Criada em 2012, a Convenia oferece para empresas, principalmente de pequeno e médio porte, um software na nuvem que automatiza processos burocráticos da área de RH, como admissão, férias, benefícios, folha de pagamento e desligamento de colaboradores. O negócio despertou interesse de startups como Loggi, Samba Tech e Rock Content. Ao todo, a plataforma atende quase 400 mil funcionários de empresas de diferentes segmentos, conta o administrador Marcelo Furtado, CEO da Convenia.

 

A empresa segue o ritmo de crescimento exponencial, como dita a cartilha de evolução de startups. Neste ano, a expectativa é dobrar a receita, como ocorreu em 2018 – a startup não abre números de faturamento. Para fortalecer a expansão, a Convenia está prestes a inaugurar um polo de desenvolvimento de software em São José do Rio Preto, interior de São Paulo. O novo escritório se somará ao que hoje abriga cerca de 70 funcionários na região dos Jardins, em São Paulo.

 

Mudanças no perfil do profissional de RH

 

Segundo o empreendedor, nos últimos anos o profissional de RH passou a se interessar mais por novas plataformas e tecnologias. “Em 2013, a discussão era muito sobre o que é tecnologia em nuvem, startup, ou seja, convencer as empresas do básico. Hoje, o RH já chega querendo mudança e sabendo das opções, querendo testar novas tecnologias”, avalia Furtado, que também ministra um curso de atualização em gestão de pessoas 4.0 na ESPM.

 

“Há 30 anos, o RH era um departamento de uma pessoa só.

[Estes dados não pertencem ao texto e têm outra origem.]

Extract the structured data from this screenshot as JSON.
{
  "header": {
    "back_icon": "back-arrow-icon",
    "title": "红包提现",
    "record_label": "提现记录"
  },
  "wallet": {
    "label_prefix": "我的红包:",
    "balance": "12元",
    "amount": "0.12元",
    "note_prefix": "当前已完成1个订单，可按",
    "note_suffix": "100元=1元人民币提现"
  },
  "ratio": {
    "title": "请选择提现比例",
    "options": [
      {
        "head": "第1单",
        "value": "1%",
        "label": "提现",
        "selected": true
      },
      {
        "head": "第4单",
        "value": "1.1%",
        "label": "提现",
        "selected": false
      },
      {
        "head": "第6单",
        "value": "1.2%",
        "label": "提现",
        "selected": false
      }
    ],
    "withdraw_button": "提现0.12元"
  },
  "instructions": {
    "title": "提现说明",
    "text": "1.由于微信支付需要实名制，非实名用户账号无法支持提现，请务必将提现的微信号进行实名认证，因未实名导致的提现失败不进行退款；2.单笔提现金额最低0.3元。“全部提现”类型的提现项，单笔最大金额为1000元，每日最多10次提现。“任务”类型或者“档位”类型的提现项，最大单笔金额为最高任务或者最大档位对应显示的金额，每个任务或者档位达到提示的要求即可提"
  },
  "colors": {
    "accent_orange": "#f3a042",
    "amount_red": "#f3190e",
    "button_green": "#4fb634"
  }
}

Alguém do administrativo, que cuidava das contratações, demissões e folha de pagamento das empresas. Era um trabalho puramente burocrático. Com o uso cada vez mais massivo de tecnologias, o papel do RH se transformou e expandiu”, destaca a ACE em seu report. Trata-se de uma mudança cultural que tem claro, a tecnologia como um pano de fundo muito importante.

“Há 30 anos, o RH era um departamento de uma pessoa só. Alguém do administrativo, que cuidava das contratações, demissões e folha de pagamento das empresas. Era um trabalho puramente burocrático”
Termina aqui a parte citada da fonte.